Keynote at EuroPython 2018 on “Citizen Science”

I’ve just had the privilege of giving my first keynote at EuroPython (and my second keynote this year), I’ve just spoken on “Citizen Science”. I gave a talk aimed at engineers showing examples of projects around healthcare and humanitarian topics using Python that make the world a better place. The main point was “gather your data, draw graphs, start to ask questions” – this is something that anyone can do:

NOTE that this write-up will evolve over a few days, I have to add the source code and other links later.

In the talk I covered 4 short stories and then gave a live demo of a Jupyter Lab to graph some audience-collected data:

  • Gorjan‘s talk on Macedonian awful-air-quality from PyDataAmsterdam 2018

  • My talks on solving Sneeze Diagnosis given at PyDataLondon 2017, ODSC 2017 and elsewhere

  • Anna‘s talk on improving baby-delivery healthcare from PyDataWarsaw 2017

  • Dirk‘s talk on saving Orangutangs with Drones from PyDataAmsterdam 2017

  • Jupyter Lab demo on “guessing my dog’s weight” to crowd-source guesses which we investigate using a Lab

The goal of the live demo was to a) collect data (before and after showing photos of my dog) and b) show some interesting results that come out of graphing the results using histograms so that c) everyone realises that drawing graphs of their own data is possible and perhaps is something they too can try.
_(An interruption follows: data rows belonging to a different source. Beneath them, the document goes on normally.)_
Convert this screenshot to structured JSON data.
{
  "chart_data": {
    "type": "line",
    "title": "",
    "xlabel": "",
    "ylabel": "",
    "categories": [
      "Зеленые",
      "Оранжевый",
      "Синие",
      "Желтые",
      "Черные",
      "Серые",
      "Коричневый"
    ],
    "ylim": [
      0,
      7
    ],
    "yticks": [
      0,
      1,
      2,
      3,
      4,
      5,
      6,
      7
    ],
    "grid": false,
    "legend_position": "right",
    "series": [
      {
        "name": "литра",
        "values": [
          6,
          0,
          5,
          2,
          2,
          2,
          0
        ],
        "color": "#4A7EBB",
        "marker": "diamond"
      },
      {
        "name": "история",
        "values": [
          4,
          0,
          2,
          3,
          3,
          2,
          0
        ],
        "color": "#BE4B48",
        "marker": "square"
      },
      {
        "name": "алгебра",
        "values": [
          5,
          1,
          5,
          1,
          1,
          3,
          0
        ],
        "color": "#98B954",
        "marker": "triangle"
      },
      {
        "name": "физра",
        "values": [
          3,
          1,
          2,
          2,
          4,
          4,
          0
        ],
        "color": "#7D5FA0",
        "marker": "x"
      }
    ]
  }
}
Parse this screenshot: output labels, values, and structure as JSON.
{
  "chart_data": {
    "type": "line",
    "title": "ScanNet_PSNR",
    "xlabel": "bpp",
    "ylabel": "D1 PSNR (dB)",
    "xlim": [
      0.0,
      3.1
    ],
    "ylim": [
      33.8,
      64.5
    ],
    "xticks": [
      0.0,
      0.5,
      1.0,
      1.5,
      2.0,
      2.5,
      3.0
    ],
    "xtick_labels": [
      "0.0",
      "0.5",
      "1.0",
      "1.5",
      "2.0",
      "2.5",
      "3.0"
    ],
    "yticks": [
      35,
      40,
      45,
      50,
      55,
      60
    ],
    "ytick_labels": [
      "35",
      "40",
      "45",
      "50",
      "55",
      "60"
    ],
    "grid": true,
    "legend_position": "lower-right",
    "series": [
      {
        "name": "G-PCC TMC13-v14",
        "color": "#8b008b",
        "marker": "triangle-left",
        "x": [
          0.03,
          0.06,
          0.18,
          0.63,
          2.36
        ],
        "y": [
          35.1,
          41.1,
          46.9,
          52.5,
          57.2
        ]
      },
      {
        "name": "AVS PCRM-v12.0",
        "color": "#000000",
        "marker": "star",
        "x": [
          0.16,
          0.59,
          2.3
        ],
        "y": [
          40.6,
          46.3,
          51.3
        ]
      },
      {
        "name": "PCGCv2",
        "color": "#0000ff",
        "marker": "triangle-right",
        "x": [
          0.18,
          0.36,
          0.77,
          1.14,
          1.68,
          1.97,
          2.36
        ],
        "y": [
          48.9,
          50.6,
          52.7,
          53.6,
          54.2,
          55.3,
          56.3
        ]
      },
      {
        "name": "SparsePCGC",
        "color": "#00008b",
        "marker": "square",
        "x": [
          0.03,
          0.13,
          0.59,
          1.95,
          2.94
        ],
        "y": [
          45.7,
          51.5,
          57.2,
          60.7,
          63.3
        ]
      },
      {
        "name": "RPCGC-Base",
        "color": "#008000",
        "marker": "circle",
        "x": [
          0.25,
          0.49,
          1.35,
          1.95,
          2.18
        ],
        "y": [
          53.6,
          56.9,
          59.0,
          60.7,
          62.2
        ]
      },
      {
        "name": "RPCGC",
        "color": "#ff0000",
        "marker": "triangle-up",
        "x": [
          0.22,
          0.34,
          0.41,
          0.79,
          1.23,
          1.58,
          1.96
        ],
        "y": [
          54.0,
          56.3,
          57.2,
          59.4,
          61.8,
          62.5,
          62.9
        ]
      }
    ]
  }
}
Whilst having folk estimate my dog’s weight won’t change the world, getting them involved in collecting and thinking about data will, I hope, get more folk engaged outside of the conference.

The slides are here.

Here’s some output. Approximately 440 people participated in the two single-answer surveys. The first (poor-information estimate) is “What’s the weight of my dog in kg when you know nothing about the dog?” and the second (good-information estimate) is “The same, but now you’ve seen 8+ pictures of my dog”.

With poor information folk tended to go for the round numbers (see the spikes at 15, 20, 30, 35, 40). After the photos were shown the variance reduced (the talk used more graphs to show this), which is what I wanted to see. Ada’s actual weight is 17kg so the “wisdom of the crowds” estimate was off, but not terribly so and since this wasn’t a dog-fanciers crowd, that’s hardly surprising!

Before showing the photos the median estimate was 12.85kg (mean 14.78kg) from 448 estimates. The 5% quantile was 4kg, 95% quantile 34kg, so 90% of the estimates had a range of 30kg.

After showing the photos the median estimate was 12kg (mean 12.84kg) from 412 estimates. The 5% quantile was 5kg, 95% quantile 25kg, so 90% of the estimates had a range of 20kg.

There were only a couple of guesses above 80kg before showing the photos, none after showing the photos. A large heavy dog can weight over 100kg so a guess that high, before knowing anything about my dog, was feasible.

Around 3% of my audience decided to test my CSV parsing code during my live demo (oh, the wags) with somewhat “tricky” values including “NaN”, “None”, “Null”, “Inf”, “∞”, “-15”, “⁴4”, “1.00E+106”, “99999999999”, “Nana”, “1337” (i.e. leet!), “1-30”, “+[[]]” (???). The “show the raw values in a histogram” cell blew up with this input but the subsequent cells (using a mask to select only a valid positive range) all worked fine. Ah, live demos.

The slides conclude with two sets of links, one of which points the reader at open data sources which could be used in your own explorations.